As individuals, we progress by focusing on the self and on our direct relationships with other people. However, in order for our individual identities to have any worth, they must be recognized and affirmed by the society around us. In other words, we find affirmation of our individual expression through the response of the society. Without society, our lives are meaningless and isolated, thus cementing the inextricable bond between self and society.
And as a society, we progress not by stating, “Here is why these people should not be helped” but rather by saying, “I will try to more fully understand the position these people have been put in by this society.” When we disengage from the process of thinking about why people are looking to the government to help them with housing problems or economic concerns, any hope for living for something greater than ourselves has died. Being a questioning student of society rather than an insular sycophant of society does not have to mean you change political parties or that you must forsake your career in favor of charity work, but being a student of society does mean that you must daily remove yourself from your own position in society to look at the big picture.
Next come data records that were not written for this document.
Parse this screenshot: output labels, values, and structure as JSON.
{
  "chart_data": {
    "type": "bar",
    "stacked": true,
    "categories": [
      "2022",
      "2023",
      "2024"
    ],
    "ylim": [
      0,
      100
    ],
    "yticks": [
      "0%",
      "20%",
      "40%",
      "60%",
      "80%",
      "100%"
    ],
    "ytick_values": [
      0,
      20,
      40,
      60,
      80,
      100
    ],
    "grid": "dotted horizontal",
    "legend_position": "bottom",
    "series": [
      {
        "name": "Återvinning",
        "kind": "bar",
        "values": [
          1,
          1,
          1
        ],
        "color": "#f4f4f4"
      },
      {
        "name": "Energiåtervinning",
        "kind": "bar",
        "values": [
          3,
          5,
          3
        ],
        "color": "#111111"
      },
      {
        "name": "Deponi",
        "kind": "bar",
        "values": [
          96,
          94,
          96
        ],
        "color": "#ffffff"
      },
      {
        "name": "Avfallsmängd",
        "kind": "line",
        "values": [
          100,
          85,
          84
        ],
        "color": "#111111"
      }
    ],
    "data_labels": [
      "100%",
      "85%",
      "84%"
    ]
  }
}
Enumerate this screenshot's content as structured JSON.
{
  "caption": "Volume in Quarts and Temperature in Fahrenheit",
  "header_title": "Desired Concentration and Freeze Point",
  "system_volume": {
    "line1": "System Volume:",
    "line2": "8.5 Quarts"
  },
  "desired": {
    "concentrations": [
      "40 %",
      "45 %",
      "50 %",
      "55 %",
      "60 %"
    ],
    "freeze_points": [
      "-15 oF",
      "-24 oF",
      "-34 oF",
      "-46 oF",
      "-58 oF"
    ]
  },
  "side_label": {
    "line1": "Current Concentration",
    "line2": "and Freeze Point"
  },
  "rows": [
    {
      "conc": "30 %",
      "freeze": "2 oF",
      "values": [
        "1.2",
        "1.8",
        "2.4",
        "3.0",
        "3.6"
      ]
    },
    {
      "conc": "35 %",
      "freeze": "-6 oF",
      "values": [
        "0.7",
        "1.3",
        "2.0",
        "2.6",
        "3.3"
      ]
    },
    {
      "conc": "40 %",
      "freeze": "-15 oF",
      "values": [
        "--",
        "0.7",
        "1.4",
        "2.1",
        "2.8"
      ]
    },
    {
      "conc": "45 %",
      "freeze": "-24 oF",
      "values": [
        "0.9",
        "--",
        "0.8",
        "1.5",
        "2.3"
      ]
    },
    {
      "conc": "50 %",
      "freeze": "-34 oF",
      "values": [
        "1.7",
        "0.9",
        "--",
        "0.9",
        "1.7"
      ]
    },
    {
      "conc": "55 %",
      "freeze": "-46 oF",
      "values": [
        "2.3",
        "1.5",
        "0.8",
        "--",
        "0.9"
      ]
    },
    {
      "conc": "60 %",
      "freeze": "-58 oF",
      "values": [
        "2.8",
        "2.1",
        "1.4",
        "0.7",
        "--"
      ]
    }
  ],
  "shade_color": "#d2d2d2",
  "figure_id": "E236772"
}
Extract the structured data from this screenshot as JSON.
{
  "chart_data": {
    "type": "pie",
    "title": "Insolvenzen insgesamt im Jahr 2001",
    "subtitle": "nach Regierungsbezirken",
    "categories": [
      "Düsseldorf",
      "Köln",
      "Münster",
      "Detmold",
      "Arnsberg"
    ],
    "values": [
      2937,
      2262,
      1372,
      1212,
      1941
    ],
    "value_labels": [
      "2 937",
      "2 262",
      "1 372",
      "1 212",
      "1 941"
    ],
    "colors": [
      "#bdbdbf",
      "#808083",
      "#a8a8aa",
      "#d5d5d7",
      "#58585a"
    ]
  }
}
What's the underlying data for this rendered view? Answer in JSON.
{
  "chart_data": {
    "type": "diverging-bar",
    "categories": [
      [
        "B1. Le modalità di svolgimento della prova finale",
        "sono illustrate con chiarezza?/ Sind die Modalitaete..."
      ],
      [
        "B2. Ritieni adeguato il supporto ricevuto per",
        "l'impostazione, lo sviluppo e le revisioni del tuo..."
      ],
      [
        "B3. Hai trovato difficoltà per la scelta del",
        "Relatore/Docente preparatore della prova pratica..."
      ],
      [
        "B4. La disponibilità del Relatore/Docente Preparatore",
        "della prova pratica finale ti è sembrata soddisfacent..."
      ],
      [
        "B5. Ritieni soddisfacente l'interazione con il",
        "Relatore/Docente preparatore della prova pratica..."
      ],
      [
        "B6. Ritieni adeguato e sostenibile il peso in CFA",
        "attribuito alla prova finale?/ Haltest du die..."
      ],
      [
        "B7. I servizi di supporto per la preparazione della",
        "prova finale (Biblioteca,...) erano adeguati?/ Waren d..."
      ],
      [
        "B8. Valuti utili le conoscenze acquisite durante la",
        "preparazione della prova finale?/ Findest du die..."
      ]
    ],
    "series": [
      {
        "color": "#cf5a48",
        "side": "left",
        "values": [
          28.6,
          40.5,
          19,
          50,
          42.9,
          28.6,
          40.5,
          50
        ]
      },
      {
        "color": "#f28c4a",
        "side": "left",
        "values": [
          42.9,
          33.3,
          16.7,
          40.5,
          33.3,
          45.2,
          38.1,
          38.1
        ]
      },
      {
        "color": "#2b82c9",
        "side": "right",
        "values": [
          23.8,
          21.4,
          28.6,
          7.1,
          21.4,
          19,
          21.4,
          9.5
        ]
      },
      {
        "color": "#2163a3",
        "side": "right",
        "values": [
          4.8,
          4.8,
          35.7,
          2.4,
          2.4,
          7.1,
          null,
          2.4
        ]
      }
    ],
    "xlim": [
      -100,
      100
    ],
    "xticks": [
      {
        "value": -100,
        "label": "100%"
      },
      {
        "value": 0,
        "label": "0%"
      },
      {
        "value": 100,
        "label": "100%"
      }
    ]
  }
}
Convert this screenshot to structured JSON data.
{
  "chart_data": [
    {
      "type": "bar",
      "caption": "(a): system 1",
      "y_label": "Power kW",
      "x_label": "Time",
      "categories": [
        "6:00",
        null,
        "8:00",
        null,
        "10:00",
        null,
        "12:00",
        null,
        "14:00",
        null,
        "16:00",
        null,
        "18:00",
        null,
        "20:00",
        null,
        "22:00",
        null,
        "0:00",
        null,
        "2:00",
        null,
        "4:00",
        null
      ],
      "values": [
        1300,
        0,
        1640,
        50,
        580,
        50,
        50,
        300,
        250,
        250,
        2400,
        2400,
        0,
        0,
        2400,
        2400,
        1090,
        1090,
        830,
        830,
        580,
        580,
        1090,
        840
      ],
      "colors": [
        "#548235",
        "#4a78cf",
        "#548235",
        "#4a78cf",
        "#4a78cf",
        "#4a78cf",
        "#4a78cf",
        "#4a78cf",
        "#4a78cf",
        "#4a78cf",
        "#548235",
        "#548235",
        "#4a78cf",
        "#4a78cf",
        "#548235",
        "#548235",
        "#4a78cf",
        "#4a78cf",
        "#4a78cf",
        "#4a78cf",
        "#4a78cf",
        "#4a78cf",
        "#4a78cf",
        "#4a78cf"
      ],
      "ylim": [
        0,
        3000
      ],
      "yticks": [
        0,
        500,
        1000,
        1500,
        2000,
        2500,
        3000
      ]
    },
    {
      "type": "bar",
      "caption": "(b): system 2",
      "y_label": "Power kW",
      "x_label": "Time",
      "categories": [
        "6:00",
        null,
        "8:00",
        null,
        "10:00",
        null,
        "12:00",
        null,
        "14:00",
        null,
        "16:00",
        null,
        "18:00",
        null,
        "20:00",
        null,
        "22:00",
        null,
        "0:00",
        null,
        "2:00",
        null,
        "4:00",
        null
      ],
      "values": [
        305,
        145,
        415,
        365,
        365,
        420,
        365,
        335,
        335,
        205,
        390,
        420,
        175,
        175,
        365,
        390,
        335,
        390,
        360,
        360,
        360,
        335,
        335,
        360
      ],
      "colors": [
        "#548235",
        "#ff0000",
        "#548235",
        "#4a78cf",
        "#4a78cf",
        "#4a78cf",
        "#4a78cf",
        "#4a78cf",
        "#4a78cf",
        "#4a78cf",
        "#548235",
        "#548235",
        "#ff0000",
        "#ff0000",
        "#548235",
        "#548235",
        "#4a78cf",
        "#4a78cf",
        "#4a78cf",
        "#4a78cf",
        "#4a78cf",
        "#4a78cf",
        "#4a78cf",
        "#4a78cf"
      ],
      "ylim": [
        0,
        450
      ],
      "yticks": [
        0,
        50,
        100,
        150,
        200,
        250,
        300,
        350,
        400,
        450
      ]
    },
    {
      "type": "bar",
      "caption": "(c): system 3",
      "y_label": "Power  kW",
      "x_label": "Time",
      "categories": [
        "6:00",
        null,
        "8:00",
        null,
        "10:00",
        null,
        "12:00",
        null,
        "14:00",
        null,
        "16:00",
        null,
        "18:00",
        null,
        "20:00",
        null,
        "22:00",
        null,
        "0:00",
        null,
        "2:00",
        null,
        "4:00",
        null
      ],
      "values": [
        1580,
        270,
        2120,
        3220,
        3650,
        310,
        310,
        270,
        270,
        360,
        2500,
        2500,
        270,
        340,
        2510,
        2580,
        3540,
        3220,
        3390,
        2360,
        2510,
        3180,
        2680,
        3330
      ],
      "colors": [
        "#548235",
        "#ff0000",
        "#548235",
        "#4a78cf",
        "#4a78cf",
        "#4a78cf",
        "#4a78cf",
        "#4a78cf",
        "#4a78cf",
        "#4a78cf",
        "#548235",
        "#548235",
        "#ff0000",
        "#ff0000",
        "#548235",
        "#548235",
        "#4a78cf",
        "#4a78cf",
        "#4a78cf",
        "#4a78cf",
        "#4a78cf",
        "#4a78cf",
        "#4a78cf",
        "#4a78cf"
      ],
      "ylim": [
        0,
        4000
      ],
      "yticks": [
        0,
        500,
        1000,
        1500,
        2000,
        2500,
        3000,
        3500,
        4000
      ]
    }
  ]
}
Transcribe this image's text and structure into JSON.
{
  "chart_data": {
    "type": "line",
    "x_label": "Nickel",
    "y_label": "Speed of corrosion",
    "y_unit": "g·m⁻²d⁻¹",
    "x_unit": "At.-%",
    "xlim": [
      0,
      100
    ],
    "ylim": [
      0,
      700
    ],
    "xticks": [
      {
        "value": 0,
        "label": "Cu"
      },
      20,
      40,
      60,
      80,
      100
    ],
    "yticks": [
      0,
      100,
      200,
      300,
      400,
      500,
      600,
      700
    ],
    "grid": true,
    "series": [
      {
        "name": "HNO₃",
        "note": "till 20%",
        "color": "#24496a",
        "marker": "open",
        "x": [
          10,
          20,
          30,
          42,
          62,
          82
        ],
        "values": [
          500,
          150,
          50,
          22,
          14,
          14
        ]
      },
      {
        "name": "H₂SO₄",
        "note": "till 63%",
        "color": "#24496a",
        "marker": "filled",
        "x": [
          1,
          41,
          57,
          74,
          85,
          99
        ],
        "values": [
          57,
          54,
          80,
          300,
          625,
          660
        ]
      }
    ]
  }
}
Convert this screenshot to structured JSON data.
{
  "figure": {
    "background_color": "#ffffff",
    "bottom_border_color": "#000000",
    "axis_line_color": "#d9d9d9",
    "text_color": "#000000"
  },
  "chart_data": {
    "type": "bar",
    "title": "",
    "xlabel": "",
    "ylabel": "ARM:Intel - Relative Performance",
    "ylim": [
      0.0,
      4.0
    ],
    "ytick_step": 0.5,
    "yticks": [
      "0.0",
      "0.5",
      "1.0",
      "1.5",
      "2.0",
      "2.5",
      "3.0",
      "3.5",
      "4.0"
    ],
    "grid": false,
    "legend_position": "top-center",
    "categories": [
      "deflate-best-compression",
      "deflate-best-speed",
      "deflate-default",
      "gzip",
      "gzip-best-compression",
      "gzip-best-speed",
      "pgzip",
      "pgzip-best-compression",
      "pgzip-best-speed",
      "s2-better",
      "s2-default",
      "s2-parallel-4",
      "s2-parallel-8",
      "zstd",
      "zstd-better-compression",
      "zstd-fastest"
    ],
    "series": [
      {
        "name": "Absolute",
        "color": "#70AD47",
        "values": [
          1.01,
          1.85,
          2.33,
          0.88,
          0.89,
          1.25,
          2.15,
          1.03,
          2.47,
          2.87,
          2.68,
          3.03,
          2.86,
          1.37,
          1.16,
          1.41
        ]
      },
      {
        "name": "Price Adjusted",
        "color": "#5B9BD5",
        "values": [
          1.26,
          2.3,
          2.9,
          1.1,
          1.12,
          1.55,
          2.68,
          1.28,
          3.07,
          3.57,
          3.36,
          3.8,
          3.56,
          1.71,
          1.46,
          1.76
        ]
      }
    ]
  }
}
In this case, I ask those who question the intentions and the results of financial aid (and the financial aid offset included in the Blugold Commitment plan) to see the impact financial aid has on the lives of students like myself, who may not be in a privileged position but are determined to use the economic aid available in order to someday become community members who will make this school proud and who can give back to society for all we have been granted. If the student body demands just as much from those students who are below the median EFC as it does from those students who are above, it would be actively discriminating against the poor. This would only cripple students with below-median EFC figures from being able to someday be the active members of society we strive to be.
Asking students of different economic situations to pay as much as students who have the privilege of not being crippled by their bank accounts is irresponsible, uneducated and unreservedly selfish.
If the Blugold Commitment passes, we must affirm and afford a financial aid surcharge that assists those who do not have the luxury of wealth or even a modest family contribution. We cannot ignore financial differences between us. We cannot allow financial aid to be at the mercy of private scholarships or outrageous loans. Quality of education will suffer if we do not actively pursue viable, enduring sustainable solutions to the broad range of financial difficulties facing many students here at Eau Claire. We can be selfish or we can be educated, but we cannot be both.